Insurance Costs Now Rising Faster Than Premiums Once Again
Kevin Ryan, BI Senior Industry Analyst – Insurance, said: “The insurance industry historically has struggled with a fundamentally significant problem: costs rising faster than premiums. This puts constant pressure on underwriting margin.

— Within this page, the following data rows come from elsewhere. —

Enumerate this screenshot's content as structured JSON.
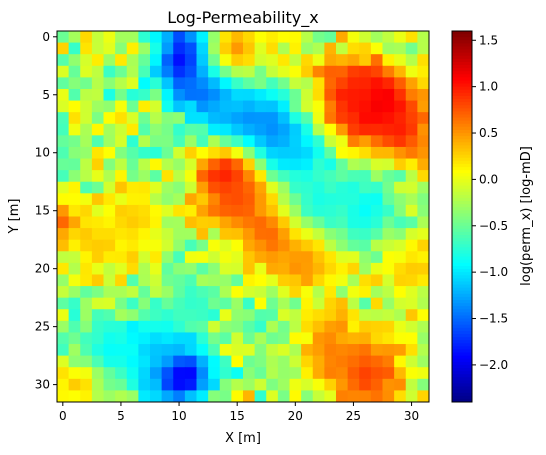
{
  "chart_data": {
    "type": "heatmap",
    "title": "Log-Permeability_x",
    "xlabel": "X [m]",
    "ylabel": "Y [m]",
    "colorbar_label": "log(perm_x) [log-mD]",
    "colormap": "jet",
    "grid": false,
    "nx": 32,
    "ny": 32,
    "vmin": -2.4,
    "vmax": 1.6,
    "x_ticks": [
      "0",
      "5",
      "10",
      "15",
      "20",
      "25",
      "30"
    ],
    "y_ticks": [
      "0",
      "5",
      "10",
      "15",
      "20",
      "25",
      "30"
    ],
    "colorbar_ticks": [
      "1.5",
      "1.0",
      "0.5",
      "0.0",
      "−0.5",
      "−1.0",
      "−1.5",
      "−2.0"
    ],
    "colorbar_tick_values": [
      1.5,
      1.0,
      0.5,
      0.0,
      -0.5,
      -1.0,
      -1.5,
      -2.0
    ],
    "features": [
      {
        "x": 11,
        "y": 2,
        "value": -2.3,
        "radius": 2.2
      },
      {
        "x": 13,
        "y": 4,
        "value": -1.6,
        "radius": 2.5
      },
      {
        "x": 18,
        "y": 9,
        "value": -2.0,
        "radius": 2.0
      },
      {
        "x": 16,
        "y": 8,
        "value": -1.4,
        "radius": 2.5
      },
      {
        "x": 20,
        "y": 10,
        "value": -1.2,
        "radius": 2.0
      },
      {
        "x": 27,
        "y": 6,
        "value": 1.6,
        "radius": 2.2
      },
      {
        "x": 25,
        "y": 5,
        "value": 1.0,
        "radius": 2.5
      },
      {
        "x": 29,
        "y": 8,
        "value": 1.0,
        "radius": 2.0
      },
      {
        "x": 14,
        "y": 12,
        "value": 1.2,
        "radius": 1.8
      },
      {
        "x": 15,
        "y": 14,
        "value": 0.8,
        "radius": 2.2
      },
      {
        "x": 18,
        "y": 17,
        "value": 0.8,
        "radius": 2.0
      },
      {
        "x": 21,
        "y": 19,
        "value": 0.6,
        "radius": 2.2
      },
      {
        "x": 10,
        "y": 29,
        "value": -2.3,
        "radius": 2.0
      },
      {
        "x": 8,
        "y": 27,
        "value": -1.2,
        "radius": 2.0
      },
      {
        "x": 26,
        "y": 29,
        "value": 0.9,
        "radius": 2.5
      },
      {
        "x": 23,
        "y": 27,
        "value": 0.6,
        "radius": 2.0
      },
      {
        "x": 0,
        "y": 16,
        "value": 0.8,
        "radius": 1.2
      },
      {
        "x": 26,
        "y": 15,
        "value": -0.9,
        "radius": 2.5
      },
      {
        "x": 22,
        "y": 14,
        "value": -0.8,
        "radius": 2.0
      },
      {
        "x": 4,
        "y": 27,
        "value": -0.9,
        "radius": 2.2
      },
      {
        "x": 11,
        "y": 23,
        "value": -0.7,
        "radius": 2.0
      },
      {
        "x": 3,
        "y": 18,
        "value": 0.3,
        "radius": 2.0
      },
      {
        "x": 6,
        "y": 16,
        "value": 0.3,
        "radius": 2.0
      },
      {
        "x": 30,
        "y": 20,
        "value": 0.3,
        "radius": 2.0
      },
      {
        "x": 1,
        "y": 30,
        "value": 0.3,
        "radius": 1.5
      },
      {
        "x": 15,
        "y": 1,
        "value": 0.5,
        "radius": 2.0
      }
    ]
  }
}
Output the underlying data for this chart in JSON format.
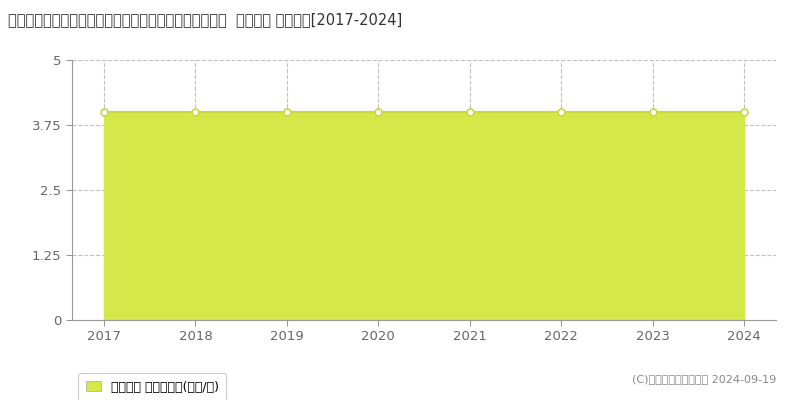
{
  "title": "宮崎県児湯郡新富町大字上富田字中ノ丸３４００番５３  基準地価 地価推移[2017-2024]",
  "years": [
    2017,
    2018,
    2019,
    2020,
    2021,
    2022,
    2023,
    2024
  ],
  "values": [
    4.0,
    4.0,
    4.0,
    4.0,
    4.0,
    4.0,
    4.0,
    4.0
  ],
  "line_color": "#c5d93a",
  "fill_color": "#d4e84a",
  "fill_alpha": 1.0,
  "marker_color": "#ffffff",
  "marker_edge_color": "#c5d93a",
  "marker_size": 5,
  "ylim": [
    0,
    5
  ],
  "yticks": [
    0,
    1.25,
    2.5,
    3.75,
    5
  ],
  "xlim": [
    2016.65,
    2024.35
  ],
  "xticks": [
    2017,
    2018,
    2019,
    2020,
    2021,
    2022,
    2023,
    2024
  ],
  "grid_color": "#bbbbbb",
  "grid_style": "--",
  "grid_alpha": 0.9,
  "background_color": "#ffffff",
  "legend_label": "基準地価 平均坪単価(万円/坪)",
  "legend_marker_color": "#d4e84a",
  "copyright_text": "(C)土地価格ドットコム 2024-09-19",
  "title_fontsize": 10.5,
  "axis_fontsize": 9.5,
  "legend_fontsize": 9,
  "copyright_fontsize": 8,
  "spine_color": "#999999",
  "tick_color": "#666666"
}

Yet the situation reversed in 2018 and extended into 2019. Comparing averages across the industry can be a blunt approach, but the 2019 advance in costs (4.5%) and premiums (5%) nonetheless shows the sector was in better shape than at the end of 2017. Insurers have two basic profit streams: underwriting and investment income.
“The pandemic affected 2020 but 2021 saw a bounce back with net premiums out-pacing total costs; this momentum was just maintained in 2022. 2023 and the advent of IFRS 17 has seen costs rise faster than premiums once again.”

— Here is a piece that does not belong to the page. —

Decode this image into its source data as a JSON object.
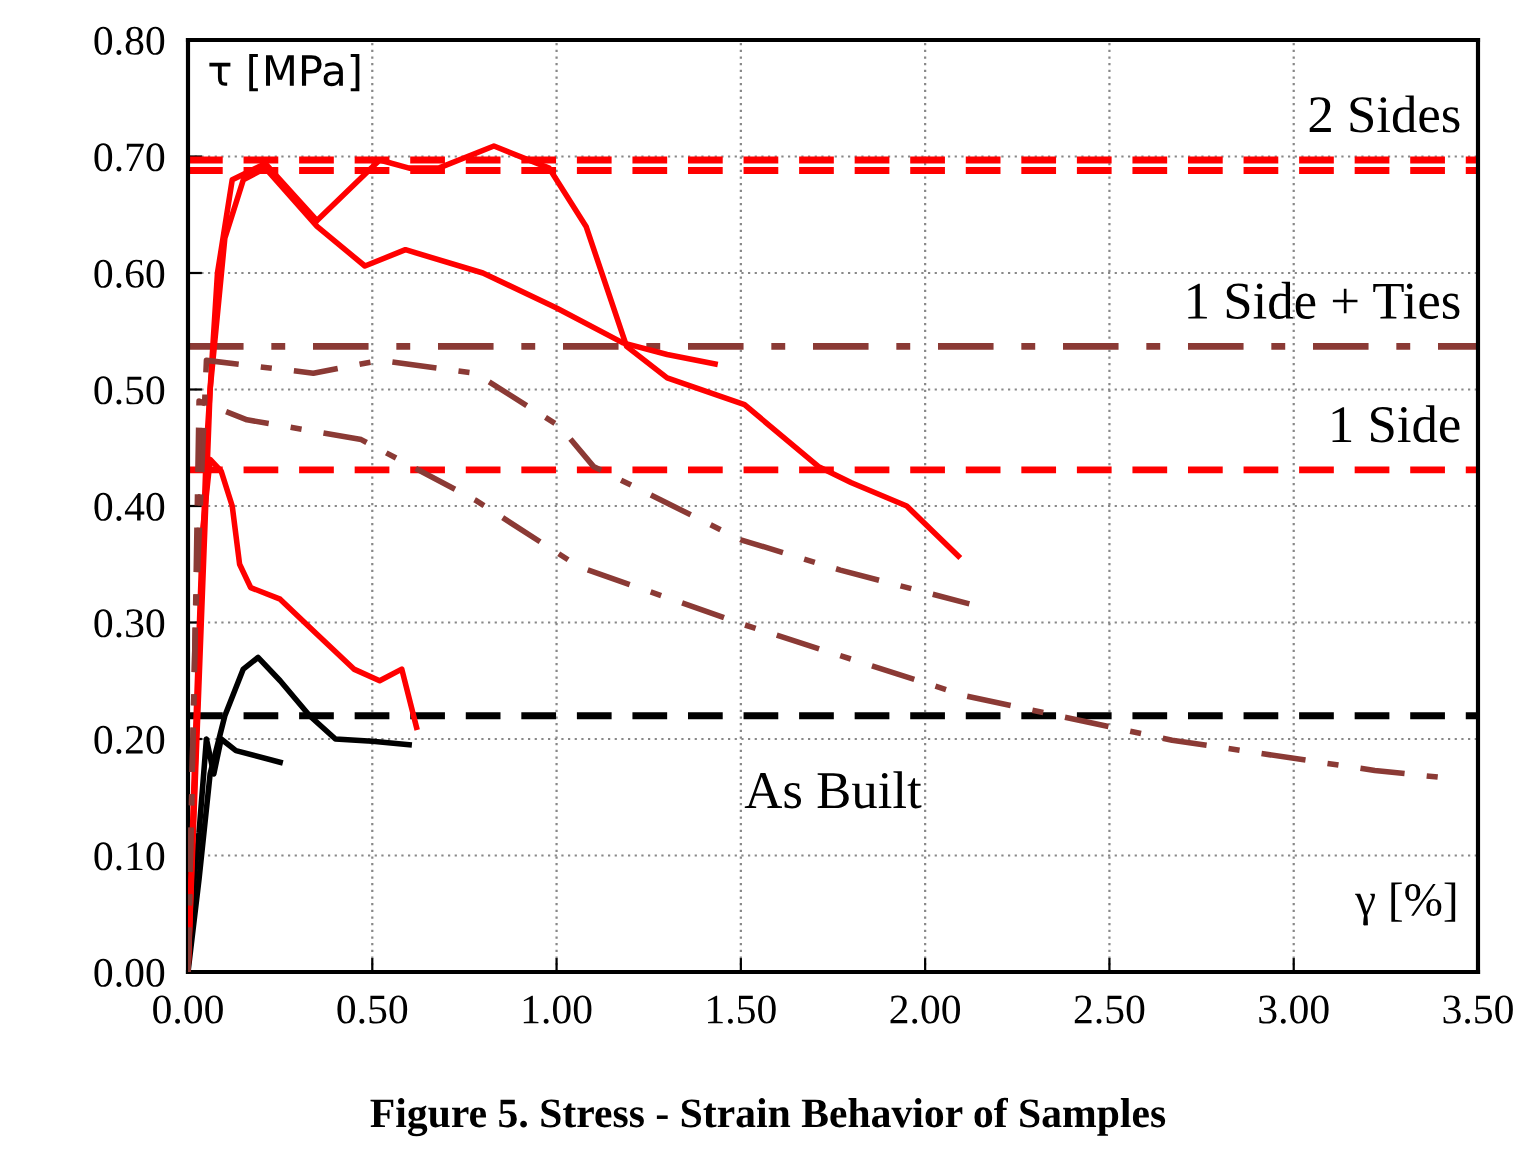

Total costs as a percentage of premiums in BI's insurer universe rose 10.9% in 2023 (3.5% in 2022), having edged down 0.3% in 2021. The natural upward momentum here is hard to halt, according to BI, so any progress should be considered positive.
Costs tend to be higher in general insurance than in life under IFRS, but this has reversed under IFRS 17. For example, Aviva's general-insurance business had total costs as a percentage of premiums of 27.5% in 2023 (31.6% in 2022), compared with the life business at 86.7% (expenses/revenue), compared with 23.8% in 2022 under IFRS 4.
Across general and life-insurance companies in BI’s analysis, the average total cost-to-net earned premium ratio was 29.3% in 2023 (27.6% in 2022, 27.8% in 2021).
Ryan added: “In aggregate, general insurance-acquisition costs increased 6% in 2023 having been up 0.3% on average in 2022 (2021: 7.3%, 2020: 3.8%, 2019: 4%) across the group of insurance companies we cover. This matters, because these expenses averaged 17.1% (2022: 19.4%, 2021: 19.3%) of net earned premiums. Within this average, the general-insurance segment seems to be under the most pressure. Our sample of 40 European life and general insurers had an average acquisition cost-to-net earned premium ratio of 14.7% (2021: 14.8%).
“These ratios are unlikely to be directly comparable, due to different approaches to cost allocation and divergent business mixes but does flag that this is likely an area of focus for all insurers.”